Neophyten und Unterhaltsarbeiten im Limmattal


Neophyten, Hecken & Feldgehölze, Riedwiesen | Realisiert im Dezember 2019 | Kloster Fahr

Trotz dem Verlust ökologisch sehr wertvollen Flächen durch die Begradigung der Limmat und dem stetig wachsenden Industriegebiet bei Dietikon beherbergt das Einzugsgebiet der Limmat auf dem Abschnitt Schlieren – Dietikon/Geroldswil einzelne interessante Lebensräume. Zu diesen gehören Hart- und Weichholzauen, ein Flachmoor von nationaler Bedeutung sowie einzelne ehemalige Altläufe der Limmat, welche unter kommunalem Schutz stehen. Weiter befinden sich in der näheren Umgebung – im Gemeindegebiet Weinigen - interessante Magerwiesen (Alp und Hasleren) sowie südexponierte Rebflächen. In all diesen Lebensräumen kommen teils seltene Tier- und Pflanzenarten vor.

Während der Laichzeit steigen alljährlich Nasen die Limmat hoch. Am Limmatufer sind Kleine Zangenlibellen zu finden und im Weininger- Dorfbach tummeln sich noch die letzten Steinkrebse. In den Rebbergen zeigen sich zur Brutzeit einzelne Zaunammern (seltene Vogelart) und auch Eisvögel und Biber sind in mehreren Gebieten an der Limmat beheimatet. Weiter hat sich der Mittelspecht kürzlich im Auenwald etabliert. Dies sind eine Fülle von Arten, die aber teils immer mehr unter Druck geraten und auf Schutzmassnahmen angewiesen sind.

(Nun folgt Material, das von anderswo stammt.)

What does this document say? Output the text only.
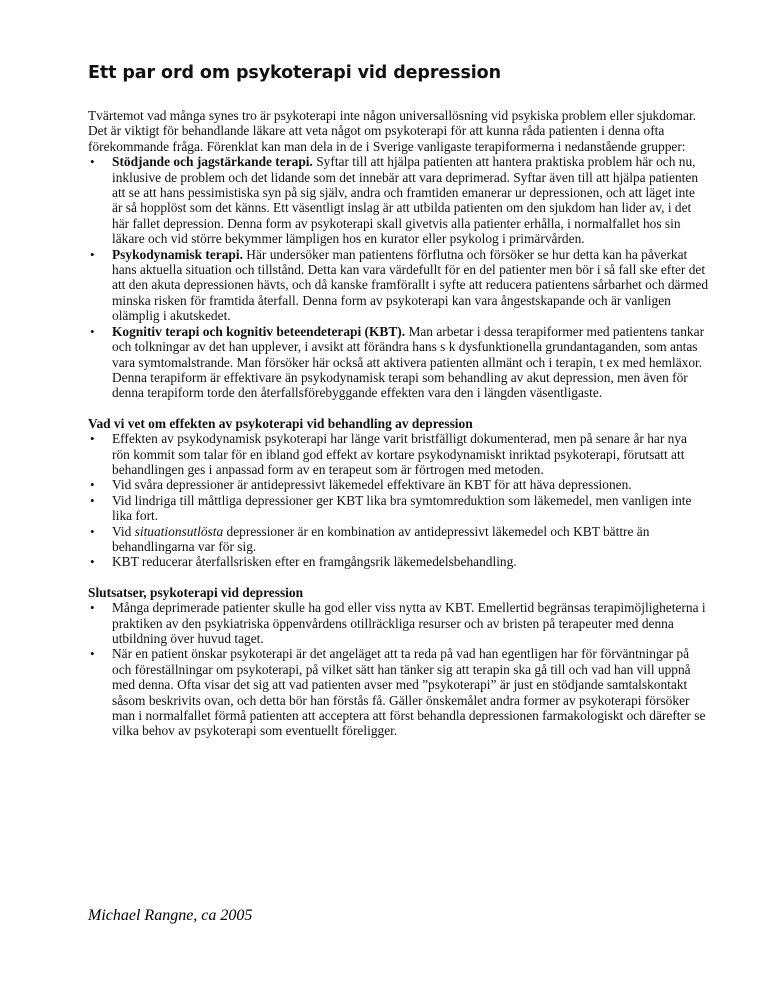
Ett par ord om psykoterapi vid depression

Tvärtemot vad många synes tro är psykoterapi inte någon universallösning vid psykiska problem eller sjukdomar. Det är viktigt för behandlande läkare att veta något om psykoterapi för att kunna råda patienten i denna ofta förekommande fråga. Förenklat kan man dela in de i Sverige vanligaste terapiformerna i nedanstående grupper:

• Stödjande och jagstärkande terapi. Syftar till att hjälpa patienten att hantera praktiska problem här och nu, inklusive de problem och det lidande som det innebär att vara deprimerad. Syftar även till att hjälpa patienten att se att hans pessimistiska syn på sig själv, andra och framtiden emanerar ur depressionen, och att läget inte är så hopplöst som det känns. Ett väsentligt inslag är att utbilda patienten om den sjukdom han lider av, i det här fallet depression. Denna form av psykoterapi skall givetvis alla patienter erhålla, i normalfallet hos sin läkare och vid större bekymmer lämpligen hos en kurator eller psykolog i primärvården.
• Psykodynamisk terapi. Här undersöker man patientens förflutna och försöker se hur detta kan ha påverkat hans aktuella situation och tillstånd. Detta kan vara värdefullt för en del patienter men bör i så fall ske efter det att den akuta depressionen hävts, och då kanske framförallt i syfte att reducera patientens sårbarhet och därmed minska risken för framtida återfall. Denna form av psykoterapi kan vara ångestskapande och är vanligen olämplig i akutskedet.
• Kognitiv terapi och kognitiv beteendeterapi (KBT). Man arbetar i dessa terapiformer med patientens tankar och tolkningar av det han upplever, i avsikt att förändra hans s k dysfunktionella grundantaganden, som antas vara symtomalstrande. Man försöker här också att aktivera patienten allmänt och i terapin, t ex med hemläxor. Denna terapiform är effektivare än psykodynamisk terapi som behandling av akut depression, men även för denna terapiform torde den återfallsförebyggande effekten vara den i längden väsentligaste.
Vad vi vet om effekten av psykoterapi vid behandling av depression
• Effekten av psykodynamisk psykoterapi har länge varit bristfälligt dokumenterad, men på senare år har nya rön kommit som talar för en ibland god effekt av kortare psykodynamiskt inriktad psykoterapi, förutsatt att behandlingen ges i anpassad form av en terapeut som är förtrogen med metoden.
• Vid svåra depressioner är antidepressivt läkemedel effektivare än KBT för att häva depressionen.
• Vid lindriga till måttliga depressioner ger KBT lika bra symtomreduktion som läkemedel, men vanligen inte lika fort.
• Vid situationsutlösta depressioner är en kombination av antidepressivt läkemedel och KBT bättre än behandlingarna var för sig.
• KBT reducerar återfallsrisken efter en framgångsrik läkemedelsbehandling.
Slutsatser, psykoterapi vid depression
• Många deprimerade patienter skulle ha god eller viss nytta av KBT. Emellertid begränsas terapimöjligheterna i praktiken av den psykiatriska öppenvårdens otillräckliga resurser och av bristen på terapeuter med denna utbildning över huvud taget.
• När en patient önskar psykoterapi är det angeläget att ta reda på vad han egentligen har för förväntningar på och föreställningar om psykoterapi, på vilket sätt han tänker sig att terapin ska gå till och vad han vill uppnå med denna. Ofta visar det sig att vad patienten avser med ”psykoterapi” är just en stödjande samtalskontakt såsom beskrivits ovan, och detta bör han förstås få. Gäller önskemålet andra former av psykoterapi försöker man i normalfallet förmå patienten att acceptera att först behandla depressionen farmakologiskt och därefter se vilka behov av psykoterapi som eventuellt föreligger.
Michael Rangne, ca 2005
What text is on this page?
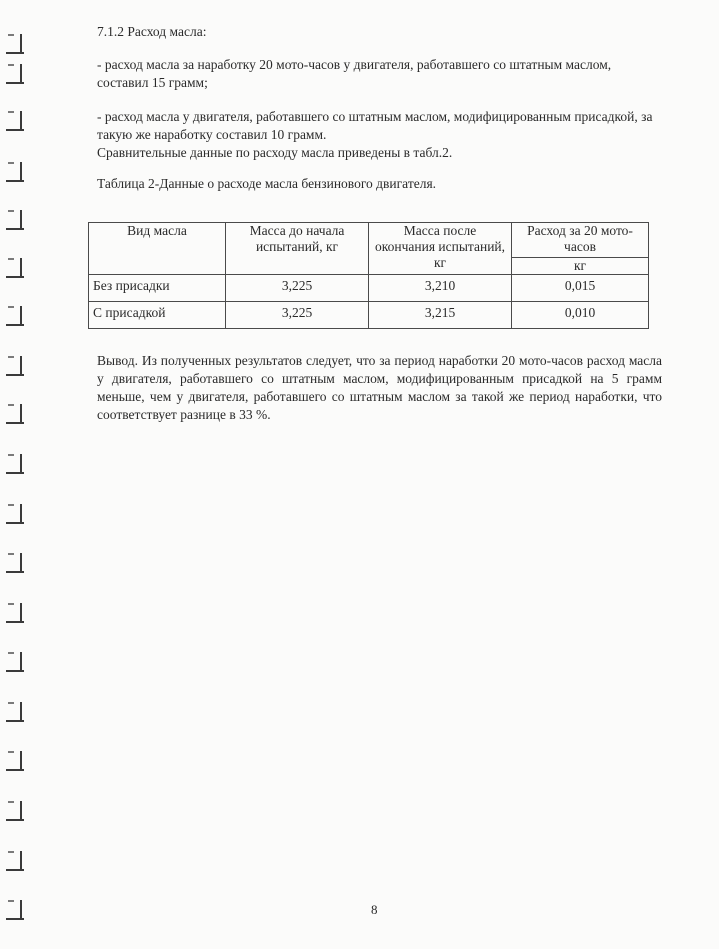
7.1.2 Расход масла:
- расход масла за наработку 20 мото-часов у двигателя, работавшего со штатным маслом, составил 15 грамм;
- расход масла у двигателя, работавшего со штатным маслом, модифицированным присадкой, за такую же наработку составил 10 грамм.
Сравнительные данные по расходу масла приведены в табл.2.
Таблица 2-Данные о расходе масла бензинового двигателя.
Вид масла	Масса до начала испытаний, кг	Масса после окончания испытаний, кг	Расход за 20 мото-часов
			кг
Без присадки	3,225	3,210	0,015
С присадкой	3,225	3,215	0,010
Вывод. Из полученных результатов следует, что за период наработки 20 мото-часов расход масла у двигателя, работавшего со штатным маслом, модифицированным присадкой на 5 грамм меньше, чем у двигателя, работавшего со штатным маслом за такой же период наработки, что соответствует разнице в 33 %.
8
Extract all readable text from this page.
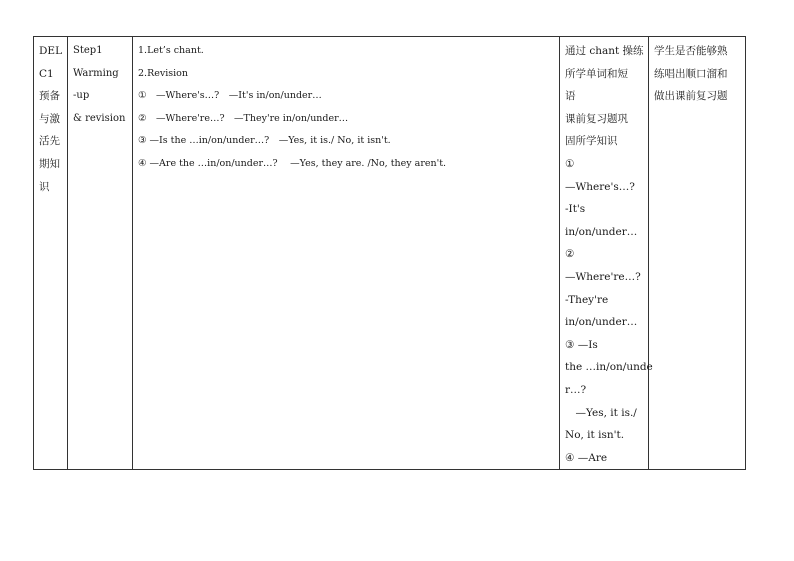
DEL
C1
预备
与激
活先
期知
识

Step1
Warming
-up
& revision

1.Let’s chant.
2.Revision
①　—Where's…?　—It's in/on/under…
②　—Where're…?　—They're in/on/under…
③ —Is the …in/on/under…?　—Yes, it is./ No, it isn't.
④ —Are the …in/on/under…?　 —Yes, they are. /No, they aren't.

通过 chant 操练
所学单词和短
语
课前复习题巩
固所学知识
①
—Where's…?
-It's
in/on/under…
②
—Where're…?
-They're
in/on/under…
③ —Is
the …in/on/unde
r…?
　—Yes, it is./
No, it isn't.
④ —Are

学生是否能够熟
练唱出顺口溜和
做出课前复习题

Im Rahmen von ökologischen Ausgleichsmassnahmen infolge der Konzessionserneuerung der EKZ wurde das linke Limmatufer aufgewertet. Der Auenwald erhielt einen Nebenarm der Limmat. Zudem wurde der direkte Uferweg gesperrt und beidseitig der Limmat das Ufer naturnah gestaltet. Bei der Reppischmündung haben sich zudem Kiesflächen und Flachwasserzonen gebildet, welche von Fischen zum Ablaichen und von Vögeln (Limikolen) auf Nahrungssuche genutzt werden.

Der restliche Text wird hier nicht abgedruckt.